Quel en est le but ? Cela vise à faire diminuer le niveau d’anxiété. Et à court terme, cela fonctionne. Mais à long terme c’est un désastre pour le psychisme, car le cerveau reçoit un message paradoxal : d’un côté, j’éprouve du soulagement instantané, quand je fais mon rituel ; de l’autre mon esprit valide l’existence d’un danger potentiel, puisque j’ai besoin de sécurité, ce qui amplifie l’anxiété. Lorsque le rituel devient envahissant, il ne sert plus qu’à contrebalancer les effets à long terme du stress produit par ces mêmes rituels. Autrement dit, la solution devient le problème lui-même… C’est ce que l’on nomme en thérapie des tentatives de solution, qui, tel l’ouroboro[1], ne font qu’aggraver le trouble. Et quand le trouble s’aggrave, la personne se sent obligée de faire davantage de ses rituels.

En empruntant un exemple plus proche du quotidien, si j’angoisse à l’idée de faire un voyage lointain, je peux par exemple vérifier, faire et refaire mes bagages pour être sûr de n’avoir rien oublié.

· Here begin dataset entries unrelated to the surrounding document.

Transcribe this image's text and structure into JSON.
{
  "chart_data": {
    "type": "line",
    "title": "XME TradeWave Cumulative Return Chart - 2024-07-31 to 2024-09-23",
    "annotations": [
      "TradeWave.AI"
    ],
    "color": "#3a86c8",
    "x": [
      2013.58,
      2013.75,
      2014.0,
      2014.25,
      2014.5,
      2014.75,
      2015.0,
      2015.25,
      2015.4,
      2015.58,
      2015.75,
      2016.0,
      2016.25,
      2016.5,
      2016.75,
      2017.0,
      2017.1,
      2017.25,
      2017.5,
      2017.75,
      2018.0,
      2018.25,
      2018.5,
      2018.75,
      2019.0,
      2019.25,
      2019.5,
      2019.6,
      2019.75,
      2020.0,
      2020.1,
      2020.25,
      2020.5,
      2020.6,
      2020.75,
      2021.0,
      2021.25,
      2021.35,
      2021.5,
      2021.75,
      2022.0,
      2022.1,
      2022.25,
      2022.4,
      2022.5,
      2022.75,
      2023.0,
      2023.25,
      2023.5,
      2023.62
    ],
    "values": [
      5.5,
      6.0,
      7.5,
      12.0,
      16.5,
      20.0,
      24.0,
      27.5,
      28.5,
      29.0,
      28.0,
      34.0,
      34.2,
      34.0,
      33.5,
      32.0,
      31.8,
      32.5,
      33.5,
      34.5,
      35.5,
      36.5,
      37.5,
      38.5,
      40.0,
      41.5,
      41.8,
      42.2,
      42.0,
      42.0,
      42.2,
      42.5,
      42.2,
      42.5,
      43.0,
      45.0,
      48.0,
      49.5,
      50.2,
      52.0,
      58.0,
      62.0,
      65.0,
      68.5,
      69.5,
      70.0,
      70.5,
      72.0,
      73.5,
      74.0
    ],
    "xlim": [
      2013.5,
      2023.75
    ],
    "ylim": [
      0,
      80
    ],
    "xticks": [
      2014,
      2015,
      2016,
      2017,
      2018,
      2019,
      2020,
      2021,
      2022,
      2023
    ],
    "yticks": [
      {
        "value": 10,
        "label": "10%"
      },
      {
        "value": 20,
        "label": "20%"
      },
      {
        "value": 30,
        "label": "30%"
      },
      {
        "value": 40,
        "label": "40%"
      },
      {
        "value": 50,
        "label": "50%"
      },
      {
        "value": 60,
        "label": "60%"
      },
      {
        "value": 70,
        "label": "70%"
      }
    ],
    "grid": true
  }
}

Si le voyage se déroule sans encombre, une partie de mon esprit peut valider que c’est grâce à ces vérifications, et au retour, je serai tenté de faire la même chose, puis au voyage suivant, puis ensuite dans les déplacements plus courts, je vérifierai mon sac, jusqu’à ne plus pouvoir me passer de le faire… A chaque fois, je tenterai de juguler mon anxiété par ces actions, qui finiront par devenir des habitudes, des routines, et des amplificateurs du trouble… Les TOC sont la pathologie du toujours plus de ce qui ne fonctionne pas. A toutes ces contraintes imposées par le trouble s’ajoutent des souffrances émotionnelles, liées à la honte (souvent les personnes souffrant de TOC tentent de les cacher à leur entourage), à la culpabilité d’avoir ce problème, à l’impuissance de le subir sans pouvoir en sortir seul, à la tristesse de ne pas pouvoir faire sereinement ce que la plupart peut faire, à l’angoisse d’être découvert, et celle que le trouble s’aggrave, au désespoir de ne jamais en guérir… Un cercle infernal de souffrances psychiques qui en fait parfois une torture quotidienne extrêmement douloureuse.

Aujourd’hui, fort heureusement, il existe des thérapies efficaces pour accompagner ces troubles : les thérapies comportementales et cognitives (T.C.C.), les thérapies systémiques stratégiques, les thérapies brèves telle l’hypnothérapie. Il existe également des traitements médicamenteux qui aident à apaiser l’anxiété et l’état dépressif qui accompagne souvent le trouble à long terme.

Si vous vous reconnaissez dans certains des exemples cités dans cet article, demandez-vous quel niveau de gène cela représente dans votre vie. Si cela dépasse 30%, vous pourriez bénéficier d’un accompagnement pour redevenir plus libre…

 


[1] (Mythologie) Représentation d’un serpent ou d’un dragon qui se mord la queue que l’on retrouve dans de multiples cultures. - (Figuré) Quelque chose qui revient sur lui-même, dont le développement amène à un retour à la situation initiale.